As I said before my tumor is on my left temporal lobe, which if you don’t know is the part of the brain that affects hearing, speech, behavior, emotions and memory. After being diagnosed, and refusing treatment, I immediately noticed so many things that had already started before, but only now started to make sense. For instance, I started having so many memory troubles, I started to feel overly emotional. I mean as a human, and a girl, I’m sensitive, but this was different. It was like the smallest thing would set me off, and I would spend hours crying about it. I became tired all the time, and I couldn’t even climb a flight of stairs without feeling exhausted. Which wasn’t like me at all.

It was in October of 2016 when I finally told people I was sick. Some people cried. Some people were disappointed in me for not telling them sooner. Some acted like it didn’t exist, which was fine with me, I mean, people cope in their own ways right? My problems didn’t come until my very own family starting doubting whether I had cancer or not, for the sole reason that I didn’t show them a piece of paper proving that I did.  It wasn’t my entire family who did this. I had my older sister, a cousin and my mom who constantly tried to support me in their own ways. My sister being the biggest supporter of them all, but she’d lived in another state so she couldn’t physically be there for me when I needed her to be, but the gratitude I felt towards her was empowering. I’ll always be grateful for her, no matter what happens.

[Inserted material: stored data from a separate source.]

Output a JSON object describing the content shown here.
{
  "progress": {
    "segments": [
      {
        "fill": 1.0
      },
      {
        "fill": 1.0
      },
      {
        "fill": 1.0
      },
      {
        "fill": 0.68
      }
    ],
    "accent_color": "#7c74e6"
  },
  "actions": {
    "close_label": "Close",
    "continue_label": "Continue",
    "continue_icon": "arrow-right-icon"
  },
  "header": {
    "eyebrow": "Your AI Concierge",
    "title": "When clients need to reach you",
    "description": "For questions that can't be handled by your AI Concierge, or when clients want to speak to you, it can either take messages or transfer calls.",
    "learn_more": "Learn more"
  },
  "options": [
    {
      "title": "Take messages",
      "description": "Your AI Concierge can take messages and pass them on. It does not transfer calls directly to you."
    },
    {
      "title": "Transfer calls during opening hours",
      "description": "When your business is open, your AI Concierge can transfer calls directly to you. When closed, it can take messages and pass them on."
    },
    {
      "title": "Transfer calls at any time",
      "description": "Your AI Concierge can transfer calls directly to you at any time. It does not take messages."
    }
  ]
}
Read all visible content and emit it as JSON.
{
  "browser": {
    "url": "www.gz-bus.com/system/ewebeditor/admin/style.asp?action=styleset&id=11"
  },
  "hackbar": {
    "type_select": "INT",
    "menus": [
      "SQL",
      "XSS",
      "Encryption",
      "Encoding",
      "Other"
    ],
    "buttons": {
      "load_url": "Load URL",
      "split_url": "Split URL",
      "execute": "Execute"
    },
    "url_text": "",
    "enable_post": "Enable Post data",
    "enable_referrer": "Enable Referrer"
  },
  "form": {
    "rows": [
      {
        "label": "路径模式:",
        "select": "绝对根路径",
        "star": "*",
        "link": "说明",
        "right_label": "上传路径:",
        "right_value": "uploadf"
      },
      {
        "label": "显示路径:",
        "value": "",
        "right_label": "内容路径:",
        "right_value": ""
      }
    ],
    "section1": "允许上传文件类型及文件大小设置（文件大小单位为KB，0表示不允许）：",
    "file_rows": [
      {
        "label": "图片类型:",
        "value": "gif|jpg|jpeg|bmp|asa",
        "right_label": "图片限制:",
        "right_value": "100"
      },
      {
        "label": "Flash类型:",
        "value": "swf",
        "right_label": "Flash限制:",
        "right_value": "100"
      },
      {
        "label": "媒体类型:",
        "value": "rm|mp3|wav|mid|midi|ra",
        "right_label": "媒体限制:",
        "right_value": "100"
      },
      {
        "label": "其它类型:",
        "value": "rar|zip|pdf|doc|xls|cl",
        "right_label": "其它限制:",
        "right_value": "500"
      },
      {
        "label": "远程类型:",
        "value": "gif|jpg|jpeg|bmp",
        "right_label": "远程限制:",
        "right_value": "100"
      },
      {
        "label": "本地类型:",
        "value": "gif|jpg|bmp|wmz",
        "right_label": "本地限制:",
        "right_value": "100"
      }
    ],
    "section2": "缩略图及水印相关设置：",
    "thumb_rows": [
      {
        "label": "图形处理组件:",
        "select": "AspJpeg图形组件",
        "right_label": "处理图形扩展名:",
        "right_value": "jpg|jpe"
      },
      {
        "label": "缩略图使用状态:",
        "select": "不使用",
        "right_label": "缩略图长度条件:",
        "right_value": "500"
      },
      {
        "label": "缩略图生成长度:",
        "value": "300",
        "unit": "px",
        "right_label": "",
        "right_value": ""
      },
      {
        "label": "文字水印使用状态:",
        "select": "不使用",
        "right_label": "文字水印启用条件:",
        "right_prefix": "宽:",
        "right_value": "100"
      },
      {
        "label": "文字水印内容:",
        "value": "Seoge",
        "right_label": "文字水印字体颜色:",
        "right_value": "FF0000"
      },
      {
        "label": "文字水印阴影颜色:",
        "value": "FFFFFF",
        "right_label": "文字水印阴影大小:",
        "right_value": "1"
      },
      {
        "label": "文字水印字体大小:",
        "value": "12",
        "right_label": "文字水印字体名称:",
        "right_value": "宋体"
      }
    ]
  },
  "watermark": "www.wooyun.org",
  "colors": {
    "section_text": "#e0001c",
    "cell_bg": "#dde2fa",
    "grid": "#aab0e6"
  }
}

It was the week after I started telling people about my cancer that I started radiation. I did that for a few weeks until my oncologist did another CAT scan and MRI to figure out that my tumor wasn’t shrinking. It wasn’t growing, which a good sign, but it hadn’t been shrinking either. I remember the tears in my eyes at this news, just being angry. Wondering why me? Why did this happen to me? After this news, he put me on Chemo, with Glioblastoma though, it wasn’t your standard kind of chemo, it was oral. It came in the form of a pill. A pill I would take for five days every four weeks. This went on for a couple months.

I think that the biggest loss I suffered from chemo wasn’t my hair. It wasn’t the being sick all the time, or the loss of appetite. I mean, all of that sucked, but it wasn’t the worst thing for me. For me personally, it was being told that there was a chance that I might never have children in the future. I was told that chemo causes infertility, sometimes temporary, sometimes not. Now, while I have a greater chance of still being able to have my own children someday, opposed to someone who say is thirty-five, the words themselves terrified me. Even now, I still wonder if I make it through this, if I live a long healthy life, will I be able to have my own child someday, or did the cancer take that away from me as well?

Since having cancer, I have felt less and less like myself every day since. I’m now at a point in my life where surgery was too invasive. I tried a high dose of radiation which worked for a while, only to have my tumor grow rapidly again. All of this led me to today. To my choice, right here, right now. These days, I choose nothing. No treatment other than cannabis oil that might not even work. I choose to die knowing that I lived my life the way I chose to. I didn’t spend my last months being sick, and unhappy. I lived. I traveled. I moved to Texas to be with my best friend. I fell in love. And whether I survive this or not, it’s a choice that I will never bring myself to regret.